Les «commissions ou récompenses» auraient été offertes en contrepartie d'une aide, d'un bénéfice ou d'une collaboration pour des contrats. Par exemple, Richard Marcotte et l'ex-directeur général Luc Tremblay faisaient adopter des résolutions favorisant les projets des donateurs, selon les actes d'accusation.
TopSoil et voyage en bateau
Richard Marcotte a entre autres reçu 10 chargements de terre noire (TopSoil) à sa résidence privée au cours de l'été 2008, selon l'enquête. La terre lui a été offerte gracieusement par la firme de Normand Trudel, Transport et Excavation Mascouche.
Trudel avait obtenu le contrat de déneigement des bornes d'incendie de Mascouche pour lequel il facturait jusqu'à 65 fois plus que le prix courant, avait révélé La Presse.

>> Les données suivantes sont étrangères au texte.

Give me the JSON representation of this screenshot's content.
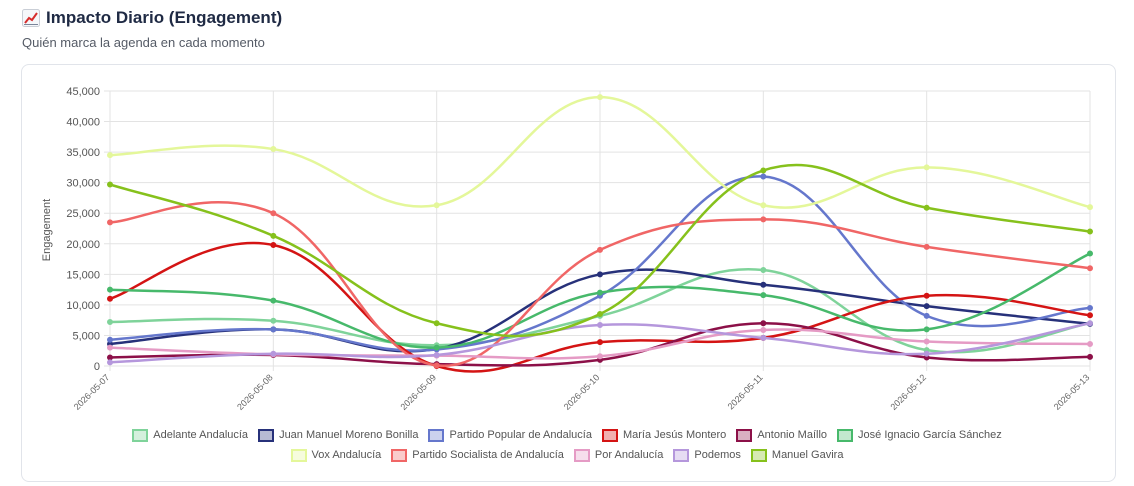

Richard Marcotte aurait également reçu «des cadeaux et des avantages» de la part de Tony Acccurso entre 2006 et 2008. Parmi les avantages, il est question d'un séjour sur le bateau Touch d'Accurso.
Parmi les autres donateurs allégués, mentionnons les ingénieurs André De Maisonneuve et Rosaire Fontaine, de BPR-Triax, ciblés par huit chefs d'accusation.
La firme de génie-conseil gérait le contrat de l'usine de la régie d'aqueduc intermunicipale des Moulins, dont les coûts ont bondi de 15 millions à plus de 30 millions, selon nos sources. Simard-Beaudry, entreprise de la famille Accurso, avait réalisé les travaux.
Acteurs importants
L'ex-DG de la Ville Luc Tremblay est pour sa part accusé d'avoir versé de l'argent en espèces à l'ancien candidat libéral David Grégoire en novembre 2008.
Fait surprenant, Me Jacques Audette, avocat embauché par la Ville de Montréal pour les négociations avec ses policiers, fait partie des accusés.
Autre acteur important dans cette affaire: Claude Duchesne, président de Goyette Duchesne Lemieux, entreprise de construction résidentielle. L'homme est visé par six accusations, dont fraude et complot. Lui aussi aurait versé une récompense destinée au maire.
BPR-Triax et Transport et Excavation Mascouche sont aussi accusées au criminel.
Toutes les personnes arrêtées ont été relâchées sur promesse de comparaître. Accurso est sorti du quartier général de la SQ d'un pas rapide mais déterminé, peu avant 16h. Une horde de journalistes l'a suivi jusqu'à la rue, où l'attendait un chauffeur dans une petite BMW bleue. L'homme trapu a foncé droit devant lui, en fusillant les représentants des médias d'un regard dur et en les repoussant délicatement. Il s'est refusé à tout commentaire.
Le dossier se déplacera maintenant vers les tribunaux. Le plus grand défi pour les procureurs sera de prouver hors de tout doute le lien entre les cadeaux offerts et les avantages reçus. Les autorités se sont d'ailleurs intéressées au cours de leur enquête à d'autres entrepreneurs et à un politicien pour qui ils n'ont pas encore trouvé de preuve justifiant des accusations.